Lorsque l'on voit la couverture, on est intrigué. On s'attend à une BD fantastique. Triste, un peu effrayante, mais une BD fantastique. En fin de compte, on y est assez loin : Grand silence, c'est un conte pour adultes tout en métaphores sur un sujet grave, et important : les violences sexuelles faites aux enfants.
Le dessin est doux, plein de couleurs, mais finalement vient appuyer le propos et la narration. On veut montrer l'innocence de ces enfants, et sans doute la "naïveté" volontaire des adultes qui ne veulent rien voir.

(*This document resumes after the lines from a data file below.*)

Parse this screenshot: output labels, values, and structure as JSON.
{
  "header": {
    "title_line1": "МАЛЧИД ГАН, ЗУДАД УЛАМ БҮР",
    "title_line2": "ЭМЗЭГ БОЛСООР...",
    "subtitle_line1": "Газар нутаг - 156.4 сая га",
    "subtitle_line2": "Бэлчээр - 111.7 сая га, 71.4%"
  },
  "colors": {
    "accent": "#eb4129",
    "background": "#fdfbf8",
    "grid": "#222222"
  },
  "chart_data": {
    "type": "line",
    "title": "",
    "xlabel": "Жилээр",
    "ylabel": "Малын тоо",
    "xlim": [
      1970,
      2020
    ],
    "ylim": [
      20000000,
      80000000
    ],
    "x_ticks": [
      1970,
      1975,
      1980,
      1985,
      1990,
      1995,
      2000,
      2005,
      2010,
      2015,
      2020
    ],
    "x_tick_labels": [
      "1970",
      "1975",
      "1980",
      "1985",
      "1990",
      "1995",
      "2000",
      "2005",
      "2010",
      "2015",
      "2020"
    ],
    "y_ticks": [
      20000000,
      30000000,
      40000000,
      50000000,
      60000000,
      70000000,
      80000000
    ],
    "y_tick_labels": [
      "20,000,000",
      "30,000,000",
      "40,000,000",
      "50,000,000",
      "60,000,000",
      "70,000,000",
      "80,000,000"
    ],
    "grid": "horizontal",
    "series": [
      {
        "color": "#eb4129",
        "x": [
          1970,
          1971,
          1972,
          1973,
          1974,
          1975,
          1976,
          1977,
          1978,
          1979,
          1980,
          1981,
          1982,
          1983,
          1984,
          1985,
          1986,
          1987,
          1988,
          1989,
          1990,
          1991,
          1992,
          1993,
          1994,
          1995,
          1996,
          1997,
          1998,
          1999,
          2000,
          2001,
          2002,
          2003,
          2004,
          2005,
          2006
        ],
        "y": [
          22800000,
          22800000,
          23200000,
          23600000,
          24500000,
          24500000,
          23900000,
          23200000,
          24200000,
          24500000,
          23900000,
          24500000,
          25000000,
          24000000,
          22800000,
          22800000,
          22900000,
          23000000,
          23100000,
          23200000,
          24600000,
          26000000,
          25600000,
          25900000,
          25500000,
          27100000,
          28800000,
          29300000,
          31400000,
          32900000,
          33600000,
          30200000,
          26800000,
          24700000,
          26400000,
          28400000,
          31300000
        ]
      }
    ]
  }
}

Les couleurs servent la narration en métaphores du récit, avec les petits monstres dont les enfants ne peuvent se débarrasser ("Honte", et "Haine"...), l'usine qui enferme les cris des enfants qu'on ne veut pas écouter, puis les couleurs dont se teintent les victimes, les coupables, et les victimes à leur tour coupable.
Le conte, qui traite de ce sujet très dur, manque parfois de subtilité, mais globalement, c'est un pari réussi. Les métaphores fonctionnent, et le message est clair : il faut écouter et croire les victimes, qui sont beaucoup plus nombreuses qu'on ne veut bien le croire, et il faut les prendre en charge. Il faut, plus largement, prendre en charge cet immense problème de société, pour que plus jamais les cris des enfants ne soient enfermés, pour que plus jamais ils n'aient à être accompagnés de leurs monstres de Honte et de Haine, pour que plus jamais ils n'aient à subir ça.